The emulated input may require a specific keyboard layout, for example
for softtokens (usually: constant layout "us") or for the `synergy` case
where the remote keyboard should have the same keymap as the local one, even
where the remote host is configured otherwise.

In **libei**, the server informs the client about the keymap it expects and it
is up to the client to provide the correct keyboard events.

Modifier state handling, group handling, etc. is still a private
implementation so even where the server supports individual keymaps. So it
remains to be seen if this approach is sufficient.

### Xwayland and XTEST

There are PoC implementations of using `libei` within Xwayland and
connecting it to a `libeis` context in the compositor (PoC with Weston).
This allows Xwayland to intercept XTEST events and route those through
the compositor instead.

```
    +--------------------+             +------------------+
    | Wayland compositor |---wayland---| Wayland client B |
    +--------------------+\            +------------------+
    | libinput | libeis  | \_wayland______
    +----------+---------+                \
        |          |           +-------+------------------+
 /dev/input/       +---brei----| libei |     Xwayland     |
                               +-------+------------------+
                                                |
                                                | XTEST
                                                |
                                         +-----------+
                                         |  X client |
                                         +-----------+
```
Of course, Xwayland is just another Wayland client, so the connection
between libei and libeis could be handled through a portal.

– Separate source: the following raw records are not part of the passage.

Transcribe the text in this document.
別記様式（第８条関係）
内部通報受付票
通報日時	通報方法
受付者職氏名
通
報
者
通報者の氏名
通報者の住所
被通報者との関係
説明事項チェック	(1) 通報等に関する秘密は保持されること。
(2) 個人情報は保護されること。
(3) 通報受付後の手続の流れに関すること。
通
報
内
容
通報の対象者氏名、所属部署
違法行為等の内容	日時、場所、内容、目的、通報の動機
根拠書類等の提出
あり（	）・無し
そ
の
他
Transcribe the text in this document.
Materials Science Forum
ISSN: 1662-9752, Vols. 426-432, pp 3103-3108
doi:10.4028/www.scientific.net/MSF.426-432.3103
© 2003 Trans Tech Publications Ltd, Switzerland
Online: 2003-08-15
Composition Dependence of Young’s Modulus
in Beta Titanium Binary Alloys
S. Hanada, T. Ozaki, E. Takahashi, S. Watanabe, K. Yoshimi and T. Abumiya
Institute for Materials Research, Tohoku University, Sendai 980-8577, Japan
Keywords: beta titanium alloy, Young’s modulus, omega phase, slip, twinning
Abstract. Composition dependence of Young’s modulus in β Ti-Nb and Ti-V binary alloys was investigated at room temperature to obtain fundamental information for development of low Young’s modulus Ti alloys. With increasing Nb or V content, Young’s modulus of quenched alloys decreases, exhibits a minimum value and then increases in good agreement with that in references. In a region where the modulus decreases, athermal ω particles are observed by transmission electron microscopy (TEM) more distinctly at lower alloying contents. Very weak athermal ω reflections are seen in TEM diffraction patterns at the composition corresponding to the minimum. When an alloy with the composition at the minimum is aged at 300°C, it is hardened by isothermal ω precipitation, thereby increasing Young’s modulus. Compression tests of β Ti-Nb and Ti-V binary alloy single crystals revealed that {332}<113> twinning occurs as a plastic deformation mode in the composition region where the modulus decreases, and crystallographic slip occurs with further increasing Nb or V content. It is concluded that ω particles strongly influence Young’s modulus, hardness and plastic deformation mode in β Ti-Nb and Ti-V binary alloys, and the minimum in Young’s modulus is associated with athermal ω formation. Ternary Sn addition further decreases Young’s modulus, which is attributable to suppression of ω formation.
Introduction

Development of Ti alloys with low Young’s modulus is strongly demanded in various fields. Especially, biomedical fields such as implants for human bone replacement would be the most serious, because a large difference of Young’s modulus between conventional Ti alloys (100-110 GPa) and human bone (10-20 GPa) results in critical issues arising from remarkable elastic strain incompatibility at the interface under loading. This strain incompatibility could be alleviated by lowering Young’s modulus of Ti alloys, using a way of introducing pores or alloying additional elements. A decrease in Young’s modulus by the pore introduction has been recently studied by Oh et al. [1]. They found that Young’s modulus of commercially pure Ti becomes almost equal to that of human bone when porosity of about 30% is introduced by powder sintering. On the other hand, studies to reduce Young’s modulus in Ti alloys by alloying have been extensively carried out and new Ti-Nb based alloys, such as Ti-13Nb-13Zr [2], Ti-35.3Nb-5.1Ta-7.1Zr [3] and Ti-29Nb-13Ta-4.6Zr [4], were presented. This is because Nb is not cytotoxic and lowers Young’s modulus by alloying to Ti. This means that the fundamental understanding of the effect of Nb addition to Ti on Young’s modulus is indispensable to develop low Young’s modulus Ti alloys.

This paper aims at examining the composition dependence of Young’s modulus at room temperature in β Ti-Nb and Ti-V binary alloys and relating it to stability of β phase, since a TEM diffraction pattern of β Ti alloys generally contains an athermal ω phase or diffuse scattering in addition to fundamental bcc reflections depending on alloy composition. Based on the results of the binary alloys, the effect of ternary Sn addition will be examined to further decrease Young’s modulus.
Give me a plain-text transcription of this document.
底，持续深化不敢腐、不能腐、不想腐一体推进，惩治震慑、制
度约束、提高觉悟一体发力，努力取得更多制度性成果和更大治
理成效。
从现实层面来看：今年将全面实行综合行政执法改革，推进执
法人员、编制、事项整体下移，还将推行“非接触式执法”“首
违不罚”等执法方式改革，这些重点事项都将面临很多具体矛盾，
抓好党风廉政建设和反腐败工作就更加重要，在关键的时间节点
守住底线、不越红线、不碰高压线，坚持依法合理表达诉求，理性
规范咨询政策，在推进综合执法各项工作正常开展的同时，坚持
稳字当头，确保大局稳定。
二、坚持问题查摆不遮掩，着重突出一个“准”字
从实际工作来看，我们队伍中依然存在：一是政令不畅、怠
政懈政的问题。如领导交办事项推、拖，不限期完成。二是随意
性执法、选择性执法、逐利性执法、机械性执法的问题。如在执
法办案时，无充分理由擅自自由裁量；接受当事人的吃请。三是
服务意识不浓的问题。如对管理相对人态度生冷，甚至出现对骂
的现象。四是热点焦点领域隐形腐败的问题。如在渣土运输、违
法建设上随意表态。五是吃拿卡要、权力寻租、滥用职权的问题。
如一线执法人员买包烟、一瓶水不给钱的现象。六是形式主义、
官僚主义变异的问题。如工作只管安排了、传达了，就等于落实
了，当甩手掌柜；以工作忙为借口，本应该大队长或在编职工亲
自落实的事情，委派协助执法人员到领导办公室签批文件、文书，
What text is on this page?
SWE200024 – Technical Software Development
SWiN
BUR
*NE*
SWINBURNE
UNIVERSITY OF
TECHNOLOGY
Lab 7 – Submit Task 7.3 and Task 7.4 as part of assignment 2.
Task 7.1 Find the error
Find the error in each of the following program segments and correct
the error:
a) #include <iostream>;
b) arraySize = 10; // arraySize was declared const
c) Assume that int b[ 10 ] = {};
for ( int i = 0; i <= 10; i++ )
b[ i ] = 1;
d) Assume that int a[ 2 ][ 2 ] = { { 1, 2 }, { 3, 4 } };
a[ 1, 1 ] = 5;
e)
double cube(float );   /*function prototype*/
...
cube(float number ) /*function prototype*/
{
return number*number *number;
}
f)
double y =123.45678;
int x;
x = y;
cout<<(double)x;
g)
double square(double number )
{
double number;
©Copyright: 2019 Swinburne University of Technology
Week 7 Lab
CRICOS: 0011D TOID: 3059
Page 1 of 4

### Short-lived applications

**libei** is not designed for short-lived fire-and-forget-type applications
like `xdotool`. It provides context and device negotiation between the
server and the client - the latter must be able to adjust to limitations the
server imposes.

The current implemtation of the protocol does not allow for a `libei` client
to send all requests in bulk and exit. The decision on whether to accept a
device is ultimately made by the caller implementation and
non-deterministic. For **libei** to support a batch request, *someone* would
have to wait. It cannot be the server as the exact requirements are unknown: do
we pause processing on the client altogether? We may miss a disconnect
event? Do we pause processing for one device only? But then we may be
re-ordering input events and cause havoc.

It could be `libei` itself to implement these event queues but this too can
mess with the input order. And implementing an event queue is not hard, so
this issue is punted to the caller instead. Xwayland in its current
implementation already does this.

### uinput vs libei

uinput is a Linux kernel module that allows creating
`/dev/input/event`-compatible devices. Unlike XTest it is independent of a
windowing system but requires write access to `/dev/uinput`, usually limited
to root. uinput devices are effectively identical to physical devices and
will thus work on the tty and in any windowing system.

From the POV of a ``libei`` client, uinput is a server implementation
detail. The client does not need to know that the manager employs uinput to
create the devices, it merely connects to an available EIS instance.

```
    +---------+
    | server  |___auth channel__________
    +---------+                         \
    | libeis  |-             +---------------------+
    +---------+  \____brei___| libei | application |
        |                    +---------------------+
 /dev/uinput/
```

Note that the server would likely need some authentication channel
to verify which client is allowed to emulate input devices at the
kernel level (polkit? config files?). This however is out of scope for **libei**.
An example uinput server is implemented in the `eis-server-demo` in the
with libei repository.

# liboeffis

In a Wayland and/or sandboxed environment, emulating input events requires
going through the XDG RemoteDesktop portal. This portal is available on DBus
but communication with DBus is often cumbersome, especially for small tools.

`liboeffis` is an optional library that provides the communication with the
portal, sufficient to start a RemoteDesktop session and retrieve the file
descriptor to the EIS implementation.